At the age of 12, he received the Aaronic Priesthood. At the age of 12, I entered Young Womens. Between 18 and 19, he received the Melchizedek Priesthood in preparation for his full-time mission. Between 18 and 19, I left the Young Women's program and started attending Relief Society. Fair, but not the same. Fair, but not equal.
How is it fair that he had the priesthood conferred upon him by someone who had the authority to do so but I have not, and will not? We need to receive a different education in this school of life. He needs the priesthood in order to fulfill that special mission, in order to progress, in order to learn. I do not. I have a different mission to fulfill. I have a different mission to accomplish. "By divine design, fathers are to preside over their families in love and righteousness and are responsible to provide the necessities of life and protection for their families. Mothers are primarily responsible for the nurture of their children. In these sacred responsibilities, fathers and mothers are obligated to help one another as equal partners." (The Family: A Proclamation to the World) Our different roles require us to do and be different things. No where does it say that one is better or more important than the other. It specifically states that we are to work together to accomplish these roles.

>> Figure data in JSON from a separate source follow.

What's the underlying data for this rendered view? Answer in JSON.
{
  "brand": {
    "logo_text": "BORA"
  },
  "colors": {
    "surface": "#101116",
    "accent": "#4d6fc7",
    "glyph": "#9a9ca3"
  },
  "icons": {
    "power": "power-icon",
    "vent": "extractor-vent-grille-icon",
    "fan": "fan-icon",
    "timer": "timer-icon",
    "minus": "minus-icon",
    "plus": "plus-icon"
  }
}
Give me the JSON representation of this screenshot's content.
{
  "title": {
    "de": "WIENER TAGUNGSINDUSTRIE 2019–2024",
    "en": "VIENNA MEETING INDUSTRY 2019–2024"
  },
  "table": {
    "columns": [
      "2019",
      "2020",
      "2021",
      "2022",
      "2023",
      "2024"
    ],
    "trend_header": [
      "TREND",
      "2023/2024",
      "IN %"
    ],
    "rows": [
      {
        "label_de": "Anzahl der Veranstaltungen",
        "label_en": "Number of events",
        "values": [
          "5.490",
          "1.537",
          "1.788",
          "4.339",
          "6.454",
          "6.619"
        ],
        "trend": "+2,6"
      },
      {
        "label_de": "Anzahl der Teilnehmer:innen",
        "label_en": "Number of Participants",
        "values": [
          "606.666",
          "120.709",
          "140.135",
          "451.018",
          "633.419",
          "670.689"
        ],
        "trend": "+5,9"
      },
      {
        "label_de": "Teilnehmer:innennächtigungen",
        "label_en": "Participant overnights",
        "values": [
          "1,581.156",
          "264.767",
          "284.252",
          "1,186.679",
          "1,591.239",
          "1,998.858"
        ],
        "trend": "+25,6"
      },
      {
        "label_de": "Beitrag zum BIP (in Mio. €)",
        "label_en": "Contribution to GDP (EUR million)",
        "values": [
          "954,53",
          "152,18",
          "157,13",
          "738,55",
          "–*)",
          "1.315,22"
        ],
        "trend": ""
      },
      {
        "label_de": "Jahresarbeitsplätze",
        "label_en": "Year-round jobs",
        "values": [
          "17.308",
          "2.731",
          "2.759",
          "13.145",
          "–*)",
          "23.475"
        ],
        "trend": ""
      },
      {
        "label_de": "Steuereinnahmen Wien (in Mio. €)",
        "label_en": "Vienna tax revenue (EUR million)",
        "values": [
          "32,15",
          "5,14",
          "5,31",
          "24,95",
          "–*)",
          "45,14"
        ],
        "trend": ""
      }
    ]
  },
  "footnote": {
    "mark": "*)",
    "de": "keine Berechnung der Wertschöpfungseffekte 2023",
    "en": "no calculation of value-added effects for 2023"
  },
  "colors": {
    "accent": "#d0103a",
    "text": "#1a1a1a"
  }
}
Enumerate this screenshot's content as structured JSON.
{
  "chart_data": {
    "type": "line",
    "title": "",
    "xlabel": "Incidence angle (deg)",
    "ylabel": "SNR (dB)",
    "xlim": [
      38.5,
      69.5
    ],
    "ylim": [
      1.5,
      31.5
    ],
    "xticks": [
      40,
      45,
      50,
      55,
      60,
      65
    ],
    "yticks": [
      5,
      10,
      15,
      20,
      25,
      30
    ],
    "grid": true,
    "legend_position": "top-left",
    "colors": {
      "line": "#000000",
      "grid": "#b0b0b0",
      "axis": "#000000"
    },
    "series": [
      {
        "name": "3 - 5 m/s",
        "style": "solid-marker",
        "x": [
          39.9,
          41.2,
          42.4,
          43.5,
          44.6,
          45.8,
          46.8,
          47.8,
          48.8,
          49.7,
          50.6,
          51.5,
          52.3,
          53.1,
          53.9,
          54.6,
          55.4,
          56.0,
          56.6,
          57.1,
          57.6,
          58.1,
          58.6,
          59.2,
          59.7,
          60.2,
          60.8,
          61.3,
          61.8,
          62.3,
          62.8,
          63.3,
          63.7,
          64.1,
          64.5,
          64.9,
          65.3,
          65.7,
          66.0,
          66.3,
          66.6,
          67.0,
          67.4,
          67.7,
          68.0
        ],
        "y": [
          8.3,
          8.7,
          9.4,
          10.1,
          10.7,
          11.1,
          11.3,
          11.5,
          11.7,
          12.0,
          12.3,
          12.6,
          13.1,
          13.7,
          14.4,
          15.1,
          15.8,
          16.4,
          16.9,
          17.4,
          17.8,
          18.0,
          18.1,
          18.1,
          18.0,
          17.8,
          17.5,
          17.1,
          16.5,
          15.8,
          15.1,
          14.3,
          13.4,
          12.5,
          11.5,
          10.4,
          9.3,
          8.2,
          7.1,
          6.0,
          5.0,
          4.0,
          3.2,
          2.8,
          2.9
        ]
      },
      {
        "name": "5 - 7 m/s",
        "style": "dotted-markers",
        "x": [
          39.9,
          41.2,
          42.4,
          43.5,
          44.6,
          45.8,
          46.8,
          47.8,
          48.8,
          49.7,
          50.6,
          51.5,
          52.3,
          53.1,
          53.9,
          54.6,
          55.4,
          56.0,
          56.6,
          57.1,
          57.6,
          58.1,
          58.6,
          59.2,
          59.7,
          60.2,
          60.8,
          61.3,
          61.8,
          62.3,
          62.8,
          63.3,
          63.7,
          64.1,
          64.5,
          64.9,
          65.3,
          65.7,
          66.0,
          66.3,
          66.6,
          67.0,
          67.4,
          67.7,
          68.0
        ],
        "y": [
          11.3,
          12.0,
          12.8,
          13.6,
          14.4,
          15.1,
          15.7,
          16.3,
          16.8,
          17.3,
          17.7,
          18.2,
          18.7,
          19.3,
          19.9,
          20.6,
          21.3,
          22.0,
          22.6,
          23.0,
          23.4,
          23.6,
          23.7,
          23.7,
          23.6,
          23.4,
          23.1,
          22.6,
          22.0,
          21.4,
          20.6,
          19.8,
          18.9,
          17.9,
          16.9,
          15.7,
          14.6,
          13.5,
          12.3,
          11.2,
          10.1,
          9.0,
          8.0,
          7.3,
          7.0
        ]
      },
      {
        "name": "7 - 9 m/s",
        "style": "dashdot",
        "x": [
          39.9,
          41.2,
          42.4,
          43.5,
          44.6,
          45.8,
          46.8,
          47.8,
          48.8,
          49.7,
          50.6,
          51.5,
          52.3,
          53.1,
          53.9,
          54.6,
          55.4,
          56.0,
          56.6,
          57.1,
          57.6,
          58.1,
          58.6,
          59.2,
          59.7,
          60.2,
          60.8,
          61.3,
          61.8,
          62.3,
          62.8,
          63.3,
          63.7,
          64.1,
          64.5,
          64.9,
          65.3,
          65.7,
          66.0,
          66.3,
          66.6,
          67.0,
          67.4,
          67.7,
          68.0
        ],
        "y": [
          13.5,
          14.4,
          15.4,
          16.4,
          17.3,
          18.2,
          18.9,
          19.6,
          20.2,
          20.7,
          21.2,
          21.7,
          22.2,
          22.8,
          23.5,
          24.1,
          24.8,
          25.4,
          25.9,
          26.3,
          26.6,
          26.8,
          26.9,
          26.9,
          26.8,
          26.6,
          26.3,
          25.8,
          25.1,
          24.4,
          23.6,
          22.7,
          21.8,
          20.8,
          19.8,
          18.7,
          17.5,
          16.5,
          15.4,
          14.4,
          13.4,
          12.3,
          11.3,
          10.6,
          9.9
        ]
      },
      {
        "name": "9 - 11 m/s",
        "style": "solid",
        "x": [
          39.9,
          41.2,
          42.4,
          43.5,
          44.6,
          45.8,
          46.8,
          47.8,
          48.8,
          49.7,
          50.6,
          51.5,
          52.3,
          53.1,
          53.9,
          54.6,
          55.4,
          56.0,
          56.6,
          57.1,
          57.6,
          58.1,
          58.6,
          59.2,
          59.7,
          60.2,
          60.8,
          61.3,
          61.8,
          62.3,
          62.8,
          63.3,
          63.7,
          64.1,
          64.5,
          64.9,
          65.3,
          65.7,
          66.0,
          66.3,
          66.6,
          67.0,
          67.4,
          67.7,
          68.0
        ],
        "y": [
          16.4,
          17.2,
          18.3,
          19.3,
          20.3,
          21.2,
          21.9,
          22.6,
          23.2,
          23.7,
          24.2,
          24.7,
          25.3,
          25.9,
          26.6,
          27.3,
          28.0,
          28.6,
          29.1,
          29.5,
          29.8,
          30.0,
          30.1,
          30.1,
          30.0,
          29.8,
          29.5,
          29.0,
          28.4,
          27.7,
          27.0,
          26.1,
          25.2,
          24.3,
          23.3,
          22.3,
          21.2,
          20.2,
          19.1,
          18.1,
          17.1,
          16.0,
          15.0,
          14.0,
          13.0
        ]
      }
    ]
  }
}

So is it fair that I don't have the priesthood? Absolutely, BECAUSE I DON'T NEED IT. Just like my sister doesn't need glasses, like Sally doesn't need to sit at the front of the class, my roommate didn't need to spend hours writing lesson plans, and I didn't need to spend hours studying anatomy.
As long as we each strive to follow the commandments, follow the prophet, follow the promptings of the Holy Ghost, and strive to fulfill God's individual mission for each of us (even if only revealed step by tiny step) we ARE in fair circumstances. Fair, but not the same. Fair, but not equal.